Fraud Detection Using Neural Networks

Machine Learning in General Insurance

July 2022

Fraud detection is an important aspect of running a modern insurance company. Several billions worth of fraudulent claims are reported and settled each year, causing losses to insurance companies and in turn creating inflated and unfair premiums. Let us therefore do our best to make life hard for fraudsters.

The Purpose of a Fraud Detection Model

Typically, the process of detecting fraudulent claims goes something like this: A suspicious claim is received and is sent to triage. If there is sufficient information to prioritize the case, it is then forwarded to investigation. 

The purpose of a fraud detection model is to supplement the existing process by improving the identification of suspicious claims for further investigation. If we are able to do this well, we will catch more fraudulent claims using less resources.      

Building a Fraud Detection Model

Building a fraud detection model requires several elements, each being crucial for success. The most important ones are  

Define goals

Defining the goals of the model is extremely important. Do we simply want to catch as many fraudulent claims as possible? Or are there resource constraints to account for?

Data

Data is the foundation of any Machine Learning model. Understanding the data and processing it appropriately is crucial. 

Performance

Most often, we will build several different models in order to compare them and assess which ones perform the best and most easily integrate into the business. Choosing the right methods and metrics is imperative. 

Modelling

Once data is in place, we can create the actual fraud detection model. This is an elaborate step consisting of processing data for use in a model, feature engineering as well as choosing and tuning a model.

Deployment

Creating a deployment strategy for how we best integrate the model into the business is again crucial. If we fail at this step, all of the awesome things we did in the previous steps will have been for almost nothing. 

Putting It Into Practice

The project was a proof-of-concept project in collaboration with a large Danish insurance company. The aim was to assess whether it would make sense to invest in building a sophisticated Machine Learning based fraud detection model over a more simple and low-tech approach. 

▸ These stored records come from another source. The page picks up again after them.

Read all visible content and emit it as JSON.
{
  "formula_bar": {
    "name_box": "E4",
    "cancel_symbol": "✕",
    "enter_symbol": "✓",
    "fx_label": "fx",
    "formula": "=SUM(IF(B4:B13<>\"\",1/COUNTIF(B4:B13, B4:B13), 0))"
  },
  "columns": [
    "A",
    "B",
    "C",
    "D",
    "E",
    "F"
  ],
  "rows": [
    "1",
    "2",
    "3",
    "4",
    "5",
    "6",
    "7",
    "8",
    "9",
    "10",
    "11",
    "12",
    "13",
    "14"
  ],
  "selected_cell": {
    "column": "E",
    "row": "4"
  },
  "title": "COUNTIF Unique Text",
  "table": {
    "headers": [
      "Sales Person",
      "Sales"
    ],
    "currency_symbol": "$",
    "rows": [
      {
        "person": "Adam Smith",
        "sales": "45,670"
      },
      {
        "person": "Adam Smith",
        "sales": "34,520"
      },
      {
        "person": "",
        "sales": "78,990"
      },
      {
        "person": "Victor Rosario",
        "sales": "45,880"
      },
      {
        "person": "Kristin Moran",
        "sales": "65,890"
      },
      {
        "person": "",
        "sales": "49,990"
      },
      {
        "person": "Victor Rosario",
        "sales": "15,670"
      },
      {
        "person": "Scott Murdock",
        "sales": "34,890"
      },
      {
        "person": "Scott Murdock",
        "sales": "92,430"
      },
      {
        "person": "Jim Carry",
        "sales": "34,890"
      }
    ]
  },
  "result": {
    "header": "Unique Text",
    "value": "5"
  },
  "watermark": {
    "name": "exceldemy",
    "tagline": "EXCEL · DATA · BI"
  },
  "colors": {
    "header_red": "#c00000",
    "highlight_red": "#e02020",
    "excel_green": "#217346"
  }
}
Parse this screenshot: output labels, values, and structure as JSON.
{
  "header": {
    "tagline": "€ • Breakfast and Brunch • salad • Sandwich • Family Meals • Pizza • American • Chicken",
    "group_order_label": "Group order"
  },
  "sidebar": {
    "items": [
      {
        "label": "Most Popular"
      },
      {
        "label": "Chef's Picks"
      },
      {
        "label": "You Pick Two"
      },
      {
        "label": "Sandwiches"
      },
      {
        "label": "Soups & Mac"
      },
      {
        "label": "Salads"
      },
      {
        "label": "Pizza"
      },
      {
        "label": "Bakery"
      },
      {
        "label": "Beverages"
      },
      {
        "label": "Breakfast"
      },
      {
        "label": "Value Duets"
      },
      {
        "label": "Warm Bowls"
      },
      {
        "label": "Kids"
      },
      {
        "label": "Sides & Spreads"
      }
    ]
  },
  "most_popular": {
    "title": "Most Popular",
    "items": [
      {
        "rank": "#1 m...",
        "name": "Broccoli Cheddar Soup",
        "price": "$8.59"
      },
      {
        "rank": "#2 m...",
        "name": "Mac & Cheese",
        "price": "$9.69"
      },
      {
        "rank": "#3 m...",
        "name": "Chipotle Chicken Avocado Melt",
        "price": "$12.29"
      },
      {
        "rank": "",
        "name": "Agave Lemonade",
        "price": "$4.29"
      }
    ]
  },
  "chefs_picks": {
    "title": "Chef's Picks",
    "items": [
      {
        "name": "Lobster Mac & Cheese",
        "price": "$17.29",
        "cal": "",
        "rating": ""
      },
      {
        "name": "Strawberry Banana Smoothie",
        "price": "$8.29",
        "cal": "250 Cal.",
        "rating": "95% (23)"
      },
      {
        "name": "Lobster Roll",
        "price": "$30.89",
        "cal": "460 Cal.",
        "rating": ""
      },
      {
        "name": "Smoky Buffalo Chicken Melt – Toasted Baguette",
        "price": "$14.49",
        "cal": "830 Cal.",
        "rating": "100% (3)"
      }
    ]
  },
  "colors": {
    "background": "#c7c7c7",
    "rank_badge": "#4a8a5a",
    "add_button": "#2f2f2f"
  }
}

We formulated the project as a supervised binary classification problem, involving the following model classes:

Feed Forward Neural Networks

This class of models is the work horse of all neural networks and is thus well understood and well implemented in statistical software. 

Bayesian Neural Networks

Taking a Bayesian approach is compelling because the predictive distribution can provide valuable information compared with point predictions. It is, however, a class of models which is difficult to handle and very computationally expensive.

Graph Convolutional Neural Network

The nature of the data allowed us to include information on the relation between claimants, ie. possible ways in which claimants might know each other. This is really interesting, in particular in terms of organized fraud. The relational data is encoded in a graph, which we can then use as input into a Machine Learning model; in this case a Graph Convolutional Neural Network.

The results of the project can be summarized as follows:

  • Feed Forward Neural Networks proved to perform significantly better – and by a large margin – compared to more simple solutions such as logistic regression. 
  • Bayesian Neural Networks were too computationally expensive to be practically feasible. 
  • Including relational data through Graph Convolutional Neural Networks improved performance. Using relational data in conjunction with regular methods is an exciting way of improving performance beyond what might otherwise be possible.
Generally speaking, these methods are very versatile and are by no means limited to insurance. Coupling Machine Learning with experts within the specific domain and using “the best of both worlds” is very often the way to a better solution.